By KIRK JOHNSON and KATHARINE Q. SEELYE
Published: April 2, 2009
DENVER — A jury found on Thursday that the University of Colorado had wrongfully dismissed a professor who drew national attention for an essay in which he called some victims of the Sept. 11 attacks “little Eichmanns.”
Ward Churchill, who was a tenured professor at the University of Colorado, left, walked with his lead attorney David Lane out of the courtroom after a jury ruled that he was wrongly fired by school administrators, on Thursday.
Ward Churchill, left, and his attorney David Lane after closing arguments in Churchill’s civil suit against the University of Colorado in Denver on Wednesday.
But the jury, which deliberated for a day and a half, awarded only $1 in damages to the former professor, Ward L. Churchill, a tenured faculty member at the university’s campus in Boulder since 1991 who was chairman of the ethnic studies department.
The jurors found that Mr.

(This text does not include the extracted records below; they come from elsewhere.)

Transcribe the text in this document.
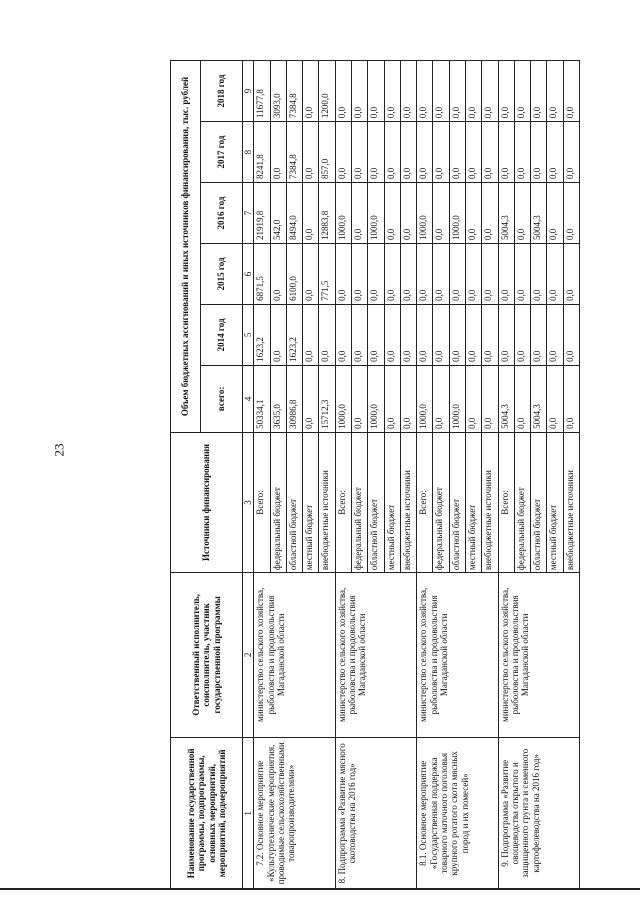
23
Наименование государственной программы, подпрограммы, основных мероприятий, мероприятий, подмероприятий	Ответственный исполнитель, соисполнитель, участник государственной программы	Источники финансирования	Объем бюджетных ассигнований и иных источников финансирования, тыс. рублей					
			всего:	2014 год	2015 год	2016 год	2017 год	2018 год
1	2	3	4	5	6	7	8	9
7.2. Основное мероприятие «Культуртехнические мероприятия, проводимые сельскохозяйственными товаропроизводителями»	министерство сельского хозяйства, рыболовства и продовольствия Магаданской области	Всего:	50334,1	1623,2	6871,5	21919,8	8241,8	11677,8
		федеральный бюджет	3635,0	0,0	0,0	542,0	0,0	3093,0
		областной бюджет	30986,8	1623,2	6100,0	8494,0	7384,8	7384,8
		местный бюджет	0,0	0,0	0,0	0,0	0,0	0,0
		внебюджетные источники	15712,3	0,0	771,5	12883,8	857,0	1200,0
8. Подпрограмма «Развитие мясного скотоводства на 2016 год»	министерство сельского хозяйства, рыболовства и продовольствия Магаданской области	Всего:	1000,0	0,0	0,0	1000,0	0,0	0,0
		федеральный бюджет	0,0	0,0	0,0	0,0	0,0	0,0
		областной бюджет	1000,0	0,0	0,0	1000,0	0,0	0,0
		местный бюджет	0,0	0,0	0,0	0,0	0,0	0,0
		внебюджетные источники	0,0	0,0	0,0	0,0	0,0	0,0
8.1. Основное мероприятие «Государственная поддержка товарного маточного поголовья крупного рогатого скота мясных пород и их помесей»	министерство сельского хозяйства, рыболовства и продовольствия Магаданской области	Всего:	1000,0	0,0	0,0	1000,0	0,0	0,0
		федеральный бюджет	0,0	0,0	0,0	0,0	0,0	0,0
		областной бюджет	1000,0	0,0	0,0	1000,0	0,0	0,0
		местный бюджет	0,0	0,0	0,0	0,0	0,0	0,0
		внебюджетные источники	0,0	0,0	0,0	0,0	0,0	0,0
9. Подпрограмма «Развитие овощеводства открытого и защищенного грунта и семенного картофелеводства на 2016 год»	министерство сельского хозяйства, рыболовства и продовольствия Магаданской области	Всего:	5004,3	0,0	0,0	5004,3	0,0	0,0
		федеральный бюджет	0,0	0,0	0,0	0,0	0,0	0,0
		областной бюджет	5004,3	0,0	0,0	5004,3	0,0	0,0
		местный бюджет	0,0	0,0	0,0	0,0	0,0	0,0
		внебюджетные источники	0,0	0,0	0,0	0,0	0,0	0,0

Churchill’s political views had been a “substantial or motivating” factor in his dismissal, and that the university had not shown that he would have been dismissed anyway.
“This is a great victory for the First Amendment, and for academic freedom,” said his lawyer, David A. Lane.
Whether Mr. Churchill, 61, will get his job back, and when, was not resolved. Mr. Churchill’s lawyers said they would ask Judge Larry J. Naves of Denver District Court to order reinstatement, in light of the verdict.